Mais ici pas de clochards. Pris en charge par le gouvernement français, les Saint-Pierrais et Miquelonnais sont soignés aux frais de la métropole dans un nouvel hôpital ou évacués dans les provinces voisines. «Ils coûtent un œil à la France. Une hérésie. Tant d’argent gaspillé pour si peu de personnes! Ils ont construit une nouvelle piste à l’aéroport, alors qu’il n’y a presque pas d’avions! Et avec ça, il n’y a pas de vol direct pour Paris. Il faut passer par Montréal».
Des arguments qui ne sont pas ceux du gouvernement de l’Hexagone qui tient pourtant à cet archipel qu’avait choisi Chateaubriand en 1791 pour écrire ses Mémoires d’outre-tombe. C’est que dans ses eaux territoriales, outre les droits de pêche, la France a le vif espoir d’y trouver du pétrole et du gaz (voir encadré). De quoi tout expliquer.
Gisèle Kayata Eid, Montréal
Contrebande surveillée?
Saint-Pierre et Miquelon a joué un grand rôle au temps de la prohibition qui ne s’appliquait pas à son territoire. C’était une base stratégique clandestine pour les réseaux illégaux de distribution et de transport de l’alcool vers les Etats-Unis, à la suite du Volstead Act en 1920. De 1919 à 1933, l’archipel a vu s’installer une contrebande extraordinaire qui profita aux consommateurs, aux distilleries canadiennes, aux gangsters du crime organisé et, bien sûr, aux commerçants et marins de Saint-Pierre.

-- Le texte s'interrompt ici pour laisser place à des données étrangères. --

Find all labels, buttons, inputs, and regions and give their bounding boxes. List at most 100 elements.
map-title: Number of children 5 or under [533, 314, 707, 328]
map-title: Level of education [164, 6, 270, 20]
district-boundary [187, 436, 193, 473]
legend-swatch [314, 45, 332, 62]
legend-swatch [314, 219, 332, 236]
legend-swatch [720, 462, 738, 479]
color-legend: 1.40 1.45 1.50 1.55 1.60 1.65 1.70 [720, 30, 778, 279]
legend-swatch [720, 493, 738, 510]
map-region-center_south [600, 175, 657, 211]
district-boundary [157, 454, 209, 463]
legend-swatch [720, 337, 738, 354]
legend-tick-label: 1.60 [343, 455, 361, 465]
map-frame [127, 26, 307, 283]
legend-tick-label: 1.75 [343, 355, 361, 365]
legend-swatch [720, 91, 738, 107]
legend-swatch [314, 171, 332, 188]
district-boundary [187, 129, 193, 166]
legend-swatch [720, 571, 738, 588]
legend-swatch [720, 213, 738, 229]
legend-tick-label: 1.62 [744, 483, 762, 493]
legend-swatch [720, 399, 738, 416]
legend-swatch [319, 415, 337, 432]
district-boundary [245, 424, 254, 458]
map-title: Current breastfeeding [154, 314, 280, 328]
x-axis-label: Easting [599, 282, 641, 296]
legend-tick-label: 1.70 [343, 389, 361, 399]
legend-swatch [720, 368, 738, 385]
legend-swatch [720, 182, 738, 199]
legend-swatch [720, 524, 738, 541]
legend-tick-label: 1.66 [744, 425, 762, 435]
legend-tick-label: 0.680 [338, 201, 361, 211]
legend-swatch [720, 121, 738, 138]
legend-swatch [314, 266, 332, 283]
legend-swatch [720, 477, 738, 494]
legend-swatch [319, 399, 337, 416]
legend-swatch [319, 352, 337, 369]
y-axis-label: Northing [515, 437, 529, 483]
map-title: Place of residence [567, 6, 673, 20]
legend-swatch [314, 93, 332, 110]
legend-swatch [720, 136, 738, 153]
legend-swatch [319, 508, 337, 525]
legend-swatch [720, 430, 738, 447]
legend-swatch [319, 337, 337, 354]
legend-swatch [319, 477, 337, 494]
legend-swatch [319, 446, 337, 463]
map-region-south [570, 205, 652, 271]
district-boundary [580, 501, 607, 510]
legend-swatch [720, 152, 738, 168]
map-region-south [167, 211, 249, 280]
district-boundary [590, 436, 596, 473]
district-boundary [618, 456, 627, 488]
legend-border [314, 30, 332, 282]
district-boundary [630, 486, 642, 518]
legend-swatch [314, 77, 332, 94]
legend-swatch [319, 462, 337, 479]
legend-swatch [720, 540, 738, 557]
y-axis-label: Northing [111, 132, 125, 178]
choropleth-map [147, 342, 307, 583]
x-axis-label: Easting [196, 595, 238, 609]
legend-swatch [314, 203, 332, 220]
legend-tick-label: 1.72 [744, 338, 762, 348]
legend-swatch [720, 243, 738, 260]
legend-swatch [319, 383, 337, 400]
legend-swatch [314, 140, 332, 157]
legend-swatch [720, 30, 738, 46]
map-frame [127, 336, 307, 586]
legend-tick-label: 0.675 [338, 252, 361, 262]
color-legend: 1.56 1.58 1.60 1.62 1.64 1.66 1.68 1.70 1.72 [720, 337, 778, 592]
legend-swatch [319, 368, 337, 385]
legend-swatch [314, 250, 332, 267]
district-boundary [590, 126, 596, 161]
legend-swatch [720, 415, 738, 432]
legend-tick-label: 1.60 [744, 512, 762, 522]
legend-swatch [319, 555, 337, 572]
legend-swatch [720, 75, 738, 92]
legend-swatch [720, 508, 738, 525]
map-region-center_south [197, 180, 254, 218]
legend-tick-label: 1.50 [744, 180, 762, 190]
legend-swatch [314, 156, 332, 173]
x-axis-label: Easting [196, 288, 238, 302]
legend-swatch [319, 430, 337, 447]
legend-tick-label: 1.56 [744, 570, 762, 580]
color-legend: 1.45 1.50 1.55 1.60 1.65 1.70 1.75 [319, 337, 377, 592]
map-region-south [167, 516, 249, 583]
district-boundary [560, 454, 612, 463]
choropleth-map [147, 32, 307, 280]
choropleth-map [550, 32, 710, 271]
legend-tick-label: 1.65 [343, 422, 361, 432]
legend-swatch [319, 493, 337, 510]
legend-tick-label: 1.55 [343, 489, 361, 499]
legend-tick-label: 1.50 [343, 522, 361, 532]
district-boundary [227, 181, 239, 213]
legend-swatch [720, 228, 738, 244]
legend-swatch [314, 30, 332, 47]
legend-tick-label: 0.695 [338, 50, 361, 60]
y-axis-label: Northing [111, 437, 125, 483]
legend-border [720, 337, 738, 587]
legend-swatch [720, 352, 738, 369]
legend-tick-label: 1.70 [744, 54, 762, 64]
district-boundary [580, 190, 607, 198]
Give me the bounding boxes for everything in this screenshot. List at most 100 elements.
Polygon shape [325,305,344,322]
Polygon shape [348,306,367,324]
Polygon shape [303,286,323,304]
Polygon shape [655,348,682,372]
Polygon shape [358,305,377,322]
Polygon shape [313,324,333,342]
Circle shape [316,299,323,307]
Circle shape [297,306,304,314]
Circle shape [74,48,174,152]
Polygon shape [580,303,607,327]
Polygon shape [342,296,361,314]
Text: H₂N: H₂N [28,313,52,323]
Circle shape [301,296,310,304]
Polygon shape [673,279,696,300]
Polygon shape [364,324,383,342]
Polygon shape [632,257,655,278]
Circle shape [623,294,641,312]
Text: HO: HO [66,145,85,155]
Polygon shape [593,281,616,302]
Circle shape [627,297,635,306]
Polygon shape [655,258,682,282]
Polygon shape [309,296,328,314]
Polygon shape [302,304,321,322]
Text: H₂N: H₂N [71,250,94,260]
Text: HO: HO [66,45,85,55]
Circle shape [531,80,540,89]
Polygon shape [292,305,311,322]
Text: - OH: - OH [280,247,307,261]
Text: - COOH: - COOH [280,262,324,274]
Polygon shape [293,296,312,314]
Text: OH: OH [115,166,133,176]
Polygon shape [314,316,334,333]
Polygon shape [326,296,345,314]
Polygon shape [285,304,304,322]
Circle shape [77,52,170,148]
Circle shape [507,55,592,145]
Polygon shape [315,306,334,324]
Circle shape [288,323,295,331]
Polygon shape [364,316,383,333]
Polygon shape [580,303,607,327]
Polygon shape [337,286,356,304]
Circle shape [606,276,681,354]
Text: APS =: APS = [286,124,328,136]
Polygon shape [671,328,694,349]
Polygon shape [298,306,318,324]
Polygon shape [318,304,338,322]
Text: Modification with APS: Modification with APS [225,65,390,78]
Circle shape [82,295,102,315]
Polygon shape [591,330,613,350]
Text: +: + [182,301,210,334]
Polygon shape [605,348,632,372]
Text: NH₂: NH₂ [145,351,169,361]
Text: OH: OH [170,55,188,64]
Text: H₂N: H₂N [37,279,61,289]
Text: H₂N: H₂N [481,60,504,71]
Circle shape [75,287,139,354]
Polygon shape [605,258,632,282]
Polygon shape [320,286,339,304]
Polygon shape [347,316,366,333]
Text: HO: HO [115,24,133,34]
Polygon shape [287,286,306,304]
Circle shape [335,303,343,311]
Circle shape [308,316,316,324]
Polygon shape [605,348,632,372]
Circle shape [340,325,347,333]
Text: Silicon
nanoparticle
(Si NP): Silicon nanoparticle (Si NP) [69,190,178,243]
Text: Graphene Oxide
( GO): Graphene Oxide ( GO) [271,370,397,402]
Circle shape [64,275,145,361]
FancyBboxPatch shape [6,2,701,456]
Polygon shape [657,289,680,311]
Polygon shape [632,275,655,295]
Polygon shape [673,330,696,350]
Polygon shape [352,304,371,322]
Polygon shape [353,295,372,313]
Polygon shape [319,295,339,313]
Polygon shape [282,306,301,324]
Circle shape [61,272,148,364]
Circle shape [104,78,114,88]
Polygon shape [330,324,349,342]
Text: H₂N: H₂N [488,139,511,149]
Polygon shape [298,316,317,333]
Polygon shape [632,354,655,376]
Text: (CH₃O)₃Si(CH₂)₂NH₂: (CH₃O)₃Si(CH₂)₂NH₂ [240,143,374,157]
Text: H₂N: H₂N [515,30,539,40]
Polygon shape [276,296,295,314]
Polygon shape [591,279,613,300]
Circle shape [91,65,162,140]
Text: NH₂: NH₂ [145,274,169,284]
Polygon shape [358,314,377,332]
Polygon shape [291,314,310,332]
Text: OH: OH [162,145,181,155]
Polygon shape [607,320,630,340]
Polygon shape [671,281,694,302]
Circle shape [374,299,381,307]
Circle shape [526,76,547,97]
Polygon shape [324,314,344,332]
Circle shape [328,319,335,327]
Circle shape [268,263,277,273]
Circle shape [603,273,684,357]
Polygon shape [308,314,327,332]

Le tout sous l’œil complaisant des autorités gouvernementales.
Canada vs France
Depuis plus de vingt ans, le Canada et la France s’opposent à propos de la souveraineté des eaux au sud des îles Saint-Pierre et Miquelon. Il semble que le dossier soit réactivé avec la nomination par le nouveau Premier ministre, Manuel Valls, d’Annick Girardin, secrétaire d’Etat à la Francophonie et au Développement. La députée de l’archipel avait auparavant fait voter à l’unanimité la résolution affirmant les droits de la France sur le plateau continental autour de cette collectivité d’outre-mer. Mme Girardin a aussi parrainé la production, l’an passé, d’un documentaire réalisé par Eric Moreau relatant ce conflit politico-économique en Atlantique Nord.
Dernièrement, 18 avril 2014, la France a déposé une demande pour «faire valoir ses droits» et a relancé la question de la French Baguette, surnom donné par les Canadiens à la Zone économique exclusive (Z.E.E.) attribuée au petit archipel français par le Tribunal arbitral de New York en 1992.